ALLEN PARK, Mich. — Normally jovial Detroit Lions head coach Dan Campbell opened Tuesday’s news conference with empathy to deliver breaking news: the team was releasing veteran long snapper Don Muhlbach on Wednesday.
The move signifies the end of an era in Motown, as Muhlbach ranks second in franchise history with 17 seasons played.
The two-time Pro Bowler also celebrates his 40th birthday on Tuesday, the same date that NFL teams were forced to cut their rosters from 90 to 85 players.
“Look, I’ve got the utmost respect for Don, I played with Don. He played 17 seasons, 260 games, 37th overall all-time games played in this league,” Campbell said. “Dude’s a pro. He’s an even better person. He meant a lot to this organization and always will. He’s always represented as well. He’s an outstanding teammate who is always locked in. A man of his word, so, I hate it man. This is the hardest time, especially with a player like him, but that’s coming down the wire and I’d be remiss if I didn’t open up with that for him.”
Only former kicker Jason Hanson (327) has appeared in more games for the Lions than Muhlbach — who was a three-time team captain (2018, 2019, 2020).
Immediately after Campbell’s announcement, the team tweeted out a graphic from its official account, honoring Muhlbach for his many years with the caption “Thank you, Don.”
260 career games
Thank you, Don pic.twitter.com/E2FGjdQ6sE
— Detroit Lions (@Lions) August 17, 2021
Lions owner Sheila Ford Hamp said that the organization is “proud to call him a Lion for life.”
“Don Muhlbach will go down as one of the all-time Detroit Lions greats. Since joining our team as a free agent in 2004, to earning the respect of his teammates as a team captain, he has represented our organization with class, consistency and true sportsmanship,” Ford Hamp said in the statement.
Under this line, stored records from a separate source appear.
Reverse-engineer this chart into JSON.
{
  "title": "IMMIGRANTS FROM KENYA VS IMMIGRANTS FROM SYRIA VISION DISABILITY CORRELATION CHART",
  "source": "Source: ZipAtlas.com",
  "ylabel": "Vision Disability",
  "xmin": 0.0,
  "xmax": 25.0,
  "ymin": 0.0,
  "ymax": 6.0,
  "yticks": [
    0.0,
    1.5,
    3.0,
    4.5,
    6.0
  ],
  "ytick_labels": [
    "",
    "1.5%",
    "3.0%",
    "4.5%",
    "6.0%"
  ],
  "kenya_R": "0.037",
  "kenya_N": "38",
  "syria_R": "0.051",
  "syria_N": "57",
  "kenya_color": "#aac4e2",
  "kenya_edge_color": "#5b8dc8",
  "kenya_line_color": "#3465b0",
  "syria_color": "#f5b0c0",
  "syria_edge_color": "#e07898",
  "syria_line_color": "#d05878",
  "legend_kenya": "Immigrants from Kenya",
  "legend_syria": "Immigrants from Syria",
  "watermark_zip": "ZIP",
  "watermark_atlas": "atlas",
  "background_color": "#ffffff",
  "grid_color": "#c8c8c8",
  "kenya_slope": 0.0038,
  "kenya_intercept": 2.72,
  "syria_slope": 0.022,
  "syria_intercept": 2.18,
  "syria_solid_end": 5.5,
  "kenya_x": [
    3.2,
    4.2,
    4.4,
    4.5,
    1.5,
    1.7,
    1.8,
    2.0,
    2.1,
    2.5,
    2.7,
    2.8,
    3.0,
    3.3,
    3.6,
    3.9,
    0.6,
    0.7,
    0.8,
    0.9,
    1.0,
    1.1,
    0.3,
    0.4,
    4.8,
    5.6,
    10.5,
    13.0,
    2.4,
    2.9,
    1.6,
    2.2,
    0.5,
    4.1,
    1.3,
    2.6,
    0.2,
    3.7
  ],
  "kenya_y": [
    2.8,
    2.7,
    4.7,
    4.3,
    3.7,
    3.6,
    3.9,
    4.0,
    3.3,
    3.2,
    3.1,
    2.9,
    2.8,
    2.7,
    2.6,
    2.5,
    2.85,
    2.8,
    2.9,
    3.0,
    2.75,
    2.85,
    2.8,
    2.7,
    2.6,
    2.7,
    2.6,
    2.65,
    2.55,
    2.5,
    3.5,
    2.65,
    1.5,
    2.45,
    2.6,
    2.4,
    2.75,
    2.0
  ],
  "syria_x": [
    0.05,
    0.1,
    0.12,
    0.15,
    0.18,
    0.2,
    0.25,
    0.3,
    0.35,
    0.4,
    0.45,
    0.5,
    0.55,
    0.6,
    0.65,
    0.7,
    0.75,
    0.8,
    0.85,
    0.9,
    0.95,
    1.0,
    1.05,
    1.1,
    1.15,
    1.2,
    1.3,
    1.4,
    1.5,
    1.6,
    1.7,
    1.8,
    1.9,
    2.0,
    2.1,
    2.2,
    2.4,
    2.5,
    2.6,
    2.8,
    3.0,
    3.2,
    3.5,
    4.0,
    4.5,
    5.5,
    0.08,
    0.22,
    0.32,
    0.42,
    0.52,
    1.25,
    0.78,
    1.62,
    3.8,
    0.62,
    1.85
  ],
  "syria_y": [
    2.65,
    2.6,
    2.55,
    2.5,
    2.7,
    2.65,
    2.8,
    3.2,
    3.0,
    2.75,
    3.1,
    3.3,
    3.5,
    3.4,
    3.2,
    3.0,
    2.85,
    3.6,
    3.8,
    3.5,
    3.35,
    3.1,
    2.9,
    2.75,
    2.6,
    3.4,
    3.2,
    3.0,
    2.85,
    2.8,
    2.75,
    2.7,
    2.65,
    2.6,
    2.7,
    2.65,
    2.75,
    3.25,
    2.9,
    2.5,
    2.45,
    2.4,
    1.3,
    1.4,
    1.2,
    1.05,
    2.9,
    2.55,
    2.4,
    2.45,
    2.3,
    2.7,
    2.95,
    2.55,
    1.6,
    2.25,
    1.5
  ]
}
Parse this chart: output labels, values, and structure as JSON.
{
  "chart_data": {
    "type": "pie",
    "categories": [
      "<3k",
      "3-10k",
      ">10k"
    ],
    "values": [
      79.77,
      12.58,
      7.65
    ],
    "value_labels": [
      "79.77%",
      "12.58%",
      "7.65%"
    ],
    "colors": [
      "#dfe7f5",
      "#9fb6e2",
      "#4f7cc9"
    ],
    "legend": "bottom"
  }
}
He signed with the Lions in 2004 and never looked back, also becoming the first player in franchise history to appear in all 160 games in a given decade (2010 to 2019) since the schedule expanded to 16 games in 1978. Throughout his career, he snapped for 15 game-winning field goals in addition to five game-winning extra points despite entering the league as an undrafted rookie free agent with the Baltimore Ravens in 2004 before signing with Detroit.
However, the Lions are headed in a new direction with a new regime in place.
“I really think that just the best way to put it is it was time. It’s time,” Campbell said of Muhlbach. “Look, I told those guys out there, as weird as this may sound, this doesn’t mean that he was beaten out. (Scott) Daly’s here and he’s still gotta compete for a job and he knows that, as does everybody else on this roster, but it just was time. Shoot, man, I wish him the best — he and his family — and he’s a stud. I hate that we had to be the ones to do this.”